Through your actions, which are aligned with what you say, you become a person your child wants to follow. When parents say one thing but do another, they erode trust, a critical element of productive relationships. Here are ways to lead by example.

 

 

 

Where did you put your gum?

 

This blog post has the fourth highest readers:  World-Wide childhood games teach valuable skills. When I first tried to play this game with 18 five-year olds in Singapore (English was not our language of instruction)…I heard ruck, ruck roose. I heard much, much worse and I just closed me ears and played on!

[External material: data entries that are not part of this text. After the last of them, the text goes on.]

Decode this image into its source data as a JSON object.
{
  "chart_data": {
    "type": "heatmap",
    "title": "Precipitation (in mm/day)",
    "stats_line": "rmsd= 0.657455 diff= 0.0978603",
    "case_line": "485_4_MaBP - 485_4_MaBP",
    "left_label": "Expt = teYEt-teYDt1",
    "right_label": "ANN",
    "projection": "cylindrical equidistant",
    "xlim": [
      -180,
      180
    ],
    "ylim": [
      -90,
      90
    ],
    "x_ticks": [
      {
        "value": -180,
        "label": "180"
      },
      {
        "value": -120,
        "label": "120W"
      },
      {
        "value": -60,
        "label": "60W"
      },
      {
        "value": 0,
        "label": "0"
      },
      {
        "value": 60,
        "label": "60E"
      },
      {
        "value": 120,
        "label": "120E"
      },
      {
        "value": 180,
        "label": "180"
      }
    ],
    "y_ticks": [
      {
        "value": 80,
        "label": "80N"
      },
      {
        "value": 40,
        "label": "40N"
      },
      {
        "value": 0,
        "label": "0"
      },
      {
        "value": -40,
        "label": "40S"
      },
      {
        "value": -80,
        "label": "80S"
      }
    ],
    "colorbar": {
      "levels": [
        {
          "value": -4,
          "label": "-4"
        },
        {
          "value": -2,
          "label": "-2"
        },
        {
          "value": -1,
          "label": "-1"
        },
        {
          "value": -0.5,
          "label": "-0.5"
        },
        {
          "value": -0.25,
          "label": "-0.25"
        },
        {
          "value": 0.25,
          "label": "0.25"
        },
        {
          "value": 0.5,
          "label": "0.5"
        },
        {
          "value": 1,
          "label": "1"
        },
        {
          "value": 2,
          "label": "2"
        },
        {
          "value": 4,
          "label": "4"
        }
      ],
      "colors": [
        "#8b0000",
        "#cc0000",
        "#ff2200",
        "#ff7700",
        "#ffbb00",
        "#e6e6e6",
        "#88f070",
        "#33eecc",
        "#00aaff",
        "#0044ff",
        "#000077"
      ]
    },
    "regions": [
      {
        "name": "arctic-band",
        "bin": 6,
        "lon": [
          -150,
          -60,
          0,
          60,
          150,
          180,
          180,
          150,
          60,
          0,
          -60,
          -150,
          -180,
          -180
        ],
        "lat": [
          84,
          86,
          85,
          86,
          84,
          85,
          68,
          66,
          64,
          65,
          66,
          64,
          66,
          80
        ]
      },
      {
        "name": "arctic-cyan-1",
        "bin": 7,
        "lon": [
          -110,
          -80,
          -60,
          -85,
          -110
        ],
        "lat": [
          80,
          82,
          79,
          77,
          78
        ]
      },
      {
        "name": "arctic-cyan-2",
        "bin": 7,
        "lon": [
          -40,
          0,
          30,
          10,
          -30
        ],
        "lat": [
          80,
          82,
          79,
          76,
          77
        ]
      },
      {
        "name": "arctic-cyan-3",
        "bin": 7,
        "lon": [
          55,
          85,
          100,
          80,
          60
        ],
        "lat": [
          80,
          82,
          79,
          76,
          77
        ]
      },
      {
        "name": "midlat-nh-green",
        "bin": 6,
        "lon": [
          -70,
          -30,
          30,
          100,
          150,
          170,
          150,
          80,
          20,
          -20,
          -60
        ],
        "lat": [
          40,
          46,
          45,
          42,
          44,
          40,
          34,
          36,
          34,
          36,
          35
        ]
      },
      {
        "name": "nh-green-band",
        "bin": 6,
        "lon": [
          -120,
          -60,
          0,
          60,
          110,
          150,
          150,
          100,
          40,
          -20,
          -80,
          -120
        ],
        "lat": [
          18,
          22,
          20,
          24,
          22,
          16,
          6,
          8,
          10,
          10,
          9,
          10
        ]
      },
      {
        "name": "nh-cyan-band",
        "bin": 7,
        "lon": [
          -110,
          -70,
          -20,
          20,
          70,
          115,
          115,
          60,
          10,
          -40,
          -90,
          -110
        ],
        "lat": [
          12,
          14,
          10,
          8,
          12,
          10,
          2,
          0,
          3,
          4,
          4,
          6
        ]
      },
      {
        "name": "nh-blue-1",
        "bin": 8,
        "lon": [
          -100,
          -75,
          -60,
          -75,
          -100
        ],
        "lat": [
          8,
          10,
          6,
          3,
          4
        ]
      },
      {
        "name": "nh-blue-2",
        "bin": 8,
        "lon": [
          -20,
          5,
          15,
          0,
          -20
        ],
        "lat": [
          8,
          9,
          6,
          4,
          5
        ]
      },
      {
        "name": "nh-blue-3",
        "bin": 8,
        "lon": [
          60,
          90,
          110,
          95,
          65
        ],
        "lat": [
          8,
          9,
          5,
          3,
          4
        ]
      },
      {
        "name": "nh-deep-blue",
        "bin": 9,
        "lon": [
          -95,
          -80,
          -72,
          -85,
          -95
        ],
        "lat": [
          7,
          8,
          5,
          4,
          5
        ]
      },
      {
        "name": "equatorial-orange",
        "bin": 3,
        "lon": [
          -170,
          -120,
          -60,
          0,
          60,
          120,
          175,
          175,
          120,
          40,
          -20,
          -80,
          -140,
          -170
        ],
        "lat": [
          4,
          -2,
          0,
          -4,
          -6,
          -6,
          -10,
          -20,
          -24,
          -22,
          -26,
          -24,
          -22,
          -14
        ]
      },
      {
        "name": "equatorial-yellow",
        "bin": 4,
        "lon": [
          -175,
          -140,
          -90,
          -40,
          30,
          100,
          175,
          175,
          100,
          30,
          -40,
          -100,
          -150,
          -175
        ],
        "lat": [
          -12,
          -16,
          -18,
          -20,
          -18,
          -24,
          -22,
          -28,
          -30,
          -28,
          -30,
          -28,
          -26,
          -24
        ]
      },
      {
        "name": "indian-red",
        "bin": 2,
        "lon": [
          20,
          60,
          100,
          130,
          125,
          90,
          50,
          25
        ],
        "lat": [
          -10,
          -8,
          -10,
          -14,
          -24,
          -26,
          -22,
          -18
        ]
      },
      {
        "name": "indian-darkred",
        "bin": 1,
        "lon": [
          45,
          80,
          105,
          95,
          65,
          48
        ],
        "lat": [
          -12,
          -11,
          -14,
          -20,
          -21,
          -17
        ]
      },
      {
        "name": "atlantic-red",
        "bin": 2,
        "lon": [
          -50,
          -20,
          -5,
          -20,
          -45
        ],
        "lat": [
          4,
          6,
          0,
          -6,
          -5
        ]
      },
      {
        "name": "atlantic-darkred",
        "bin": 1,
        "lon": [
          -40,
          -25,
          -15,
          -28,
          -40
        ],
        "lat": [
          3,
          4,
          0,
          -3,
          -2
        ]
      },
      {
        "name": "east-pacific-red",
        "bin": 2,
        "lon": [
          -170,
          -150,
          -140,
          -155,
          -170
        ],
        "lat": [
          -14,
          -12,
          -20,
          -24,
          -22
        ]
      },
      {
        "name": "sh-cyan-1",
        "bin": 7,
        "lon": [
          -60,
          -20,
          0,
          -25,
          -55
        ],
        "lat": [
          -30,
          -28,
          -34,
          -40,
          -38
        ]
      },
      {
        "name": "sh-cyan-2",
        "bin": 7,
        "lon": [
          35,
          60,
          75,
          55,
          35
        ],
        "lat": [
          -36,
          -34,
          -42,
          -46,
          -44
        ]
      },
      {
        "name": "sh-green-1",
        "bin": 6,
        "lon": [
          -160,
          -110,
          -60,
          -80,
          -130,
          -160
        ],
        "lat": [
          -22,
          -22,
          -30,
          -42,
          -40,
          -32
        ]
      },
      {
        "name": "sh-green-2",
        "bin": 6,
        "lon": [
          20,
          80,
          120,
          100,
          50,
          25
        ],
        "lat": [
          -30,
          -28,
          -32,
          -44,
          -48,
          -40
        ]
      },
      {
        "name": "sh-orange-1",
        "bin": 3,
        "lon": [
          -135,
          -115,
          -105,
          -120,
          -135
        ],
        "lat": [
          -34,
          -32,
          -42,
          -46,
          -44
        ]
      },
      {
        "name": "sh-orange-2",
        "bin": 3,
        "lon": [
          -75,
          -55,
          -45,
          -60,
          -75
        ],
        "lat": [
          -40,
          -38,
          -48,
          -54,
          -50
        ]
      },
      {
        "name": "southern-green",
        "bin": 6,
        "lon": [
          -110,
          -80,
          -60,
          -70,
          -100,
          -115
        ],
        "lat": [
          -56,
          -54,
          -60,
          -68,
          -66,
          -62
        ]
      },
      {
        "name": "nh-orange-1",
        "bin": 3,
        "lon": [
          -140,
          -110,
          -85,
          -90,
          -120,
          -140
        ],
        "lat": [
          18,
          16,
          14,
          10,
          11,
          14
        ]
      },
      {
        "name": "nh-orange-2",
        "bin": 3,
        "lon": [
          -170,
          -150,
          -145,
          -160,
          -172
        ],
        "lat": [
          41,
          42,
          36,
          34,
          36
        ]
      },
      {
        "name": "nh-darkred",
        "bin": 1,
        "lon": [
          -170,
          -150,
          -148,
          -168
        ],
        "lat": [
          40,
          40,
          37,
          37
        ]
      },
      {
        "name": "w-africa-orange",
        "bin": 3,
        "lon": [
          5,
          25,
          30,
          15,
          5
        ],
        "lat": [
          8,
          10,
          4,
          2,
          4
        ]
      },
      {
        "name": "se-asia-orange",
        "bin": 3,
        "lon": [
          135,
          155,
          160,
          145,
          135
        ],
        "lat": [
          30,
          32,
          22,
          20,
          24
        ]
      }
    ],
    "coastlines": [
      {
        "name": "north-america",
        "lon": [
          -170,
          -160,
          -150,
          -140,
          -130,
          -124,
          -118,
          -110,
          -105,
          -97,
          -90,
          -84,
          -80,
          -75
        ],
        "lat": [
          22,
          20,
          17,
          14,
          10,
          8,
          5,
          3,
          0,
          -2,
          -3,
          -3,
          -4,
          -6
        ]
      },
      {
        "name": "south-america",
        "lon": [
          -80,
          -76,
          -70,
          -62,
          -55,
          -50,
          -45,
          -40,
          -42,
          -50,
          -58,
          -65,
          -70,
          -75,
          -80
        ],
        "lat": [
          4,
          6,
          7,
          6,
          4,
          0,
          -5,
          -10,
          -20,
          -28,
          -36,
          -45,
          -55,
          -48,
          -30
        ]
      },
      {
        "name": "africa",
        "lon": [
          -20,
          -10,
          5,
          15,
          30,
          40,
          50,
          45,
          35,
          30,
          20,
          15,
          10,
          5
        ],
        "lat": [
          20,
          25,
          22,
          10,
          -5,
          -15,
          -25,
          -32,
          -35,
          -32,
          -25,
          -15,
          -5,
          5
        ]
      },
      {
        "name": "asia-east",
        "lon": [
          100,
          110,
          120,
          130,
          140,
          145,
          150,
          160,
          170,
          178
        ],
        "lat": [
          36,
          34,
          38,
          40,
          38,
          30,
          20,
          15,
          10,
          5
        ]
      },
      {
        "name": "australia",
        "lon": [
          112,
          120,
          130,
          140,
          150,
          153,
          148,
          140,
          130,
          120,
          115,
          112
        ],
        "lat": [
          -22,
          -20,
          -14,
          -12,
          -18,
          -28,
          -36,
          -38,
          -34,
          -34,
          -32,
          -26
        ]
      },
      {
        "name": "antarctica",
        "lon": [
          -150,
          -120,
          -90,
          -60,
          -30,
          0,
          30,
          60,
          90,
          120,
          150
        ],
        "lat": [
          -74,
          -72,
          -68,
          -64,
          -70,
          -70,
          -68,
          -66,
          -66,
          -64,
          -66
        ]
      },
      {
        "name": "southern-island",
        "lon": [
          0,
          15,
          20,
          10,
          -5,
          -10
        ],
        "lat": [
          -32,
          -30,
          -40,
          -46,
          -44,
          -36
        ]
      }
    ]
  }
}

One child decided that the only way he could play the game was to give each person a different animal name. (We never understand what was going on because he just kept running around the circle.) Then “Yu” got a turn and we were all Ducks…not a goose in sight.

What I was trying to create was an environment where all kids laughed, felt a part of the situation and had some control over what happened.

 

Saying Goodbye

 

The following blog has had the most (re-tweets): Sadness can be a Blessing for Expats. Being sad washing the champagne glasses after New Years Eve – is not sad. Being sad taking down the Christmas tree – is not sad. Being sad unstringing the Christmas lights – is not sad.

Taking your grown child to the airport to leave after the holidays – is sad.

 

Expats are used to transitions. We are pros at saying goodbye. We have had more experience doing this than Carlos Slim Helu has money.  But unlike Mr. Helu we do not dream of increasing our ‘output’ when it comes to saying these goodbyes.